Ya estaban todas las cajas con los avalorios en la terraza, fuera de la caseta, y sólo quedaba introducir desordenadamente y como fuera posible, un somier con patas y un colchón que había que apoyar sobre un silloncito de mimbre. Yo estaba dentro de la caseta y ella fuera. Colocamos el colchón en su sitio, pero al hacerlo tiramos una percha con trajes de disfraces que había colgada de una inestable barra atravesada en la viga del techo. Yo aguanto la barra por dentro y ella intenta volver a colgar la percha pero no llega. El colchón nos separa y no veo nada, por lo que no acierto a saber que es lo que está haciendo. Tan sólo escucho un leve ¡ay!, y al asomar la cabeza por detrás del colchón, la veo allí, tumbada boca arriba en el suelo, con gesto inequívoco de dolor en el rostro. ¡El pie! ¡El pie! ¡Un esguince! ¡Un esguince!, repite entre leves gemidos.

Allí acabó la cena y la sorpresa de encontrar a nuestros hijos cuando entráramos al restaurante.
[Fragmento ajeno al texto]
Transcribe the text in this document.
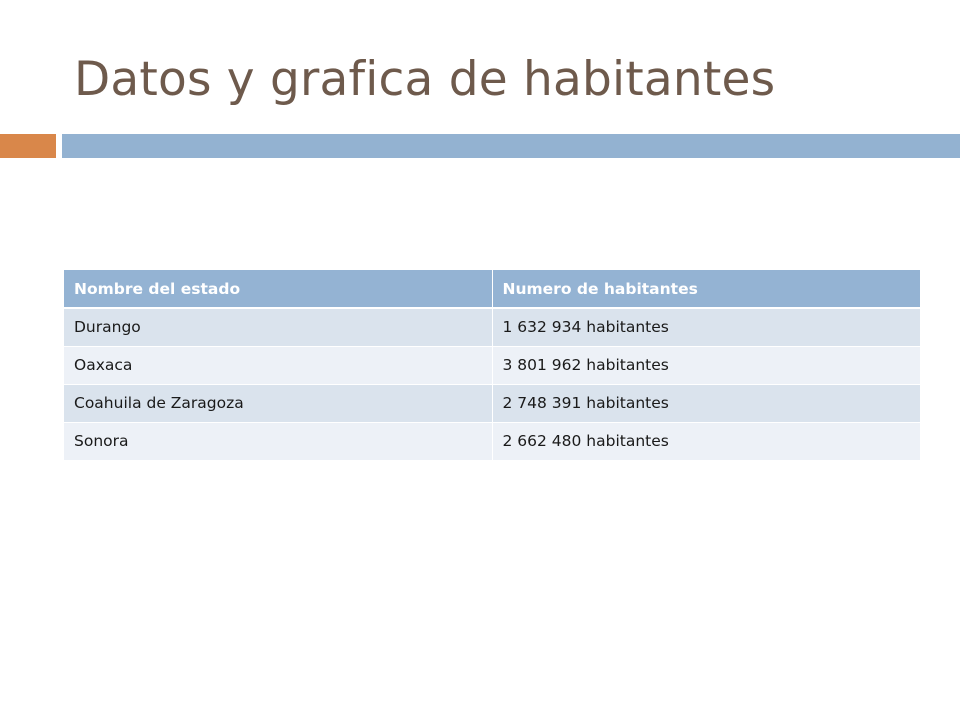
Datos y grafica de habitantes
Nombre del estado	Numero de habitantes
Durango	1 632 934 habitantes
Oaxaca	3 801 962 habitantes
Coahuila de Zaragoza	2 748 391 habitantes
Sonora	2 662 480 habitantes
Pero a cambio, siento la inmensa satisfacción de estar el máximo tiempo posible junto a ella, y ayudarla, quererla y satisfacerla cuanto pueda y sepa.


Luis Fernando Berenguer Sánchez.
7 de diciembre de 2012.

jueves, 6 de diciembre de 2012

Una gran sonrisa rodeada de mujer



Fue niña, morena y con abundante pelo. En su momento vino a colmar de felicidad a toda su familia, pero sobre todo a sus padres. Luego vendrían dos hermanos gemelos más que acabaron de llenar el espacio familiar, de hacer rebosar la satisfacción de padres y demás familiares; y sobre todo, de ocupar todo el tiempo de su madre.
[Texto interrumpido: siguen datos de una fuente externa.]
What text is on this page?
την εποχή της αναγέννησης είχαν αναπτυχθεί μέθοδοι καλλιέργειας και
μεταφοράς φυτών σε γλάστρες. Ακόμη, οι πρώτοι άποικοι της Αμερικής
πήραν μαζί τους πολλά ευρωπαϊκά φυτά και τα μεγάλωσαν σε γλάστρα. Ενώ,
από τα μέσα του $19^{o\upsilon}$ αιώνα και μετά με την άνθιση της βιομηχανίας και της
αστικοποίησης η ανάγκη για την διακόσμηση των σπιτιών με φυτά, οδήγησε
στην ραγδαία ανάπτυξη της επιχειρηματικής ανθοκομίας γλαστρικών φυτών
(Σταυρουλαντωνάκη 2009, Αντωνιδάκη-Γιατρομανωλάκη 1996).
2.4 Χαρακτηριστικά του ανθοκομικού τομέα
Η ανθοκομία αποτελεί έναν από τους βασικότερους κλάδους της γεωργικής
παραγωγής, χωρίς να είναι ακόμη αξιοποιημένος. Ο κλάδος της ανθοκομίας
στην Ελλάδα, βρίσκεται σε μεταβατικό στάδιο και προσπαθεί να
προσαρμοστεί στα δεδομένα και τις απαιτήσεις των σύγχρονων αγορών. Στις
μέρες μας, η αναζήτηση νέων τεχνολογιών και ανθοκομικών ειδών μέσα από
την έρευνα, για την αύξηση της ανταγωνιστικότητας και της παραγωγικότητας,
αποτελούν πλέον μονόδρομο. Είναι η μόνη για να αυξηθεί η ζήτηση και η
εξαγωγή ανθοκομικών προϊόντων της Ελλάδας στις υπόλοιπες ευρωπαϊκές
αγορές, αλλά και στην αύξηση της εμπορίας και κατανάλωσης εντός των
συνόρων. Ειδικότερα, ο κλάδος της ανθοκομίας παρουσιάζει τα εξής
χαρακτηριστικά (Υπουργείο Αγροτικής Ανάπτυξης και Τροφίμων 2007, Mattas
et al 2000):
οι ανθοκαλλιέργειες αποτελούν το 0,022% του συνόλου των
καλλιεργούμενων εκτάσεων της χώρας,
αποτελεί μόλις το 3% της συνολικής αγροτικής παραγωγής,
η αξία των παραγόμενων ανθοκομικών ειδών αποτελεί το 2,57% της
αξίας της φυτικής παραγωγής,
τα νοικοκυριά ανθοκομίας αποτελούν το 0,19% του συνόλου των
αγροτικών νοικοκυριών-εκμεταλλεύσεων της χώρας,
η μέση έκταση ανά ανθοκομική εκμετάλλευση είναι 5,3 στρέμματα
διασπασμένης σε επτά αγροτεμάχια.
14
No la conocí hasta que estaba a punto de cumplir tres años. Siguió morena, se convirtió en la princesa de la familia, se hizo cariñosa, le gustaba disfrazarse y hacer de artista; y se hizo guapa y las comisuras de sus labios tuvieron que estirarse para dar cabida a su incipiente sonrisa.
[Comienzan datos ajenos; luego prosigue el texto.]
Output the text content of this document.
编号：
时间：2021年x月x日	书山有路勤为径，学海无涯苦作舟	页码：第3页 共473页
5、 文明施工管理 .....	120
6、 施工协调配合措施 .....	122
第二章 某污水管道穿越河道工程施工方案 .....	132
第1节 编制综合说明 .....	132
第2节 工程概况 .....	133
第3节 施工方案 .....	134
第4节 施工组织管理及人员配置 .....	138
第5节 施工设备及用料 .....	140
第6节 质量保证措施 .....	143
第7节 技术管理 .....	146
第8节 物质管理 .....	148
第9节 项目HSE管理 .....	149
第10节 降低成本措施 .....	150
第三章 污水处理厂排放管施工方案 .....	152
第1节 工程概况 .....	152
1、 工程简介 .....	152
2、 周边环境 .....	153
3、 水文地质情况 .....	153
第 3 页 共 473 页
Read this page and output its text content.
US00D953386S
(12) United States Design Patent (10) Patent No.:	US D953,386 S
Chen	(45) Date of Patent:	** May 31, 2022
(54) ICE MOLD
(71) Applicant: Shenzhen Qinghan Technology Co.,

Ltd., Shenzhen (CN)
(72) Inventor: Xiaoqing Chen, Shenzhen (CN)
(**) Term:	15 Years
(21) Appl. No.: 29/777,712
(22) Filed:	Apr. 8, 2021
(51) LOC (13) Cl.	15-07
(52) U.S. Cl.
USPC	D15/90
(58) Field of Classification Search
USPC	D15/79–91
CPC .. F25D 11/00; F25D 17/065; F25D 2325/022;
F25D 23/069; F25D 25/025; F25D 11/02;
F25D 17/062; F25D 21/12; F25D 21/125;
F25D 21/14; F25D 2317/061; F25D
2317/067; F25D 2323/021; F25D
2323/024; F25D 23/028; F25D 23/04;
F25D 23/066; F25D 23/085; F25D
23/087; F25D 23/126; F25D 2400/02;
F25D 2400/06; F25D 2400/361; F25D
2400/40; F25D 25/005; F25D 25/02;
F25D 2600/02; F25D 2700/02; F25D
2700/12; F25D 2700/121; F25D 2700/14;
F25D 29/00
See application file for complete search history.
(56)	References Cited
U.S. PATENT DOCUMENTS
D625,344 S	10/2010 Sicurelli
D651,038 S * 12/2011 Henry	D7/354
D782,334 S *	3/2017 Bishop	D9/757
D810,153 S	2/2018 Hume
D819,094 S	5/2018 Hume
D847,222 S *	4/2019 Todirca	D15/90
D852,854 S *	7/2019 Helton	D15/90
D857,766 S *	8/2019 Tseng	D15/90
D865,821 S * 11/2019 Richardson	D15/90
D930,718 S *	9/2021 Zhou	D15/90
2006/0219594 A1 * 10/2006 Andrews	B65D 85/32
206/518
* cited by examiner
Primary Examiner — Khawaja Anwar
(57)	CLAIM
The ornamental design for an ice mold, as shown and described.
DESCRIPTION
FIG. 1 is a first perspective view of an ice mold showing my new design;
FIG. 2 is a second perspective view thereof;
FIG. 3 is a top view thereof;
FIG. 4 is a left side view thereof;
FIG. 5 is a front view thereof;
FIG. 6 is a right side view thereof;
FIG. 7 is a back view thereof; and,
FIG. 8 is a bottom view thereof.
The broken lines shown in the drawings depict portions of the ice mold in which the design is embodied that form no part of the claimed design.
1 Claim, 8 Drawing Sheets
Su primer concierto de música, con cinco años, lo pasó la mayor parte del tiempo sobre mis hombros, actuaba Mecano. No recuerdo mucho del concierto, pero sí de mis hombros. Se convirtió, cada vez que la veía, en guardián de mis furtivas escapadas por la sierra del Cid con mi novia, su tía. Fue testigo de mi enamoramiento.

La vi crecer. En mi boda estuvo allí, rebosante de alegría, de gozo, vestida para la ocasión con su traje de comunión, portando, sonrisa en rostro, los anillos que sellarían mi matrimonio. La sonrisa ya no se le borró nunca más de su cara.

Creció y se hizo mayor, como todos los niños; durante sus años adolescentes y de estudios, estuvo algo más distante, como el resto de jóvenes. Y fue abanderada, “Abanderada Labradora”, en Petrer, en la fiesta de Moros y Cristianos. Y lució sonrisa y belleza hasta eclipsar la espectacularidad de los trajes que portaba. Y creció aún más, su sonrisa se hizo gigante, al igual que su corazón; y siguió guapa, muy guapa; y siguió cariñosa, muy cariñosa; y volvió a tener un trato mucho más cercano, cercanísimo, sobre todo con sus dos tías novelderas.

Y conoció a un chico y se enamoró. No podía ser de otra manera. El chico, educado, cortés, sencillo, humilde. Seguro que ella lo buscó también con sonrisa. O quizá, el quedó cautivo y contagiado de la sonrisa de ella.

Y se casaron. ¡Ah, eso sí!, se casaron como ellos quisieron, haciendo gala de una personalidad y de una sensatez dignas de admiración. Madre y abuela, abuela y madre, sufrieron un cierto descontento, que creo que superaron mucho antes de la celebración, en la que iba radiante. Y me concedieron el privilegio de conducirles en el coche de novios, una vez casados, hasta el salón de bodas en el que celebramos el acontecimiento.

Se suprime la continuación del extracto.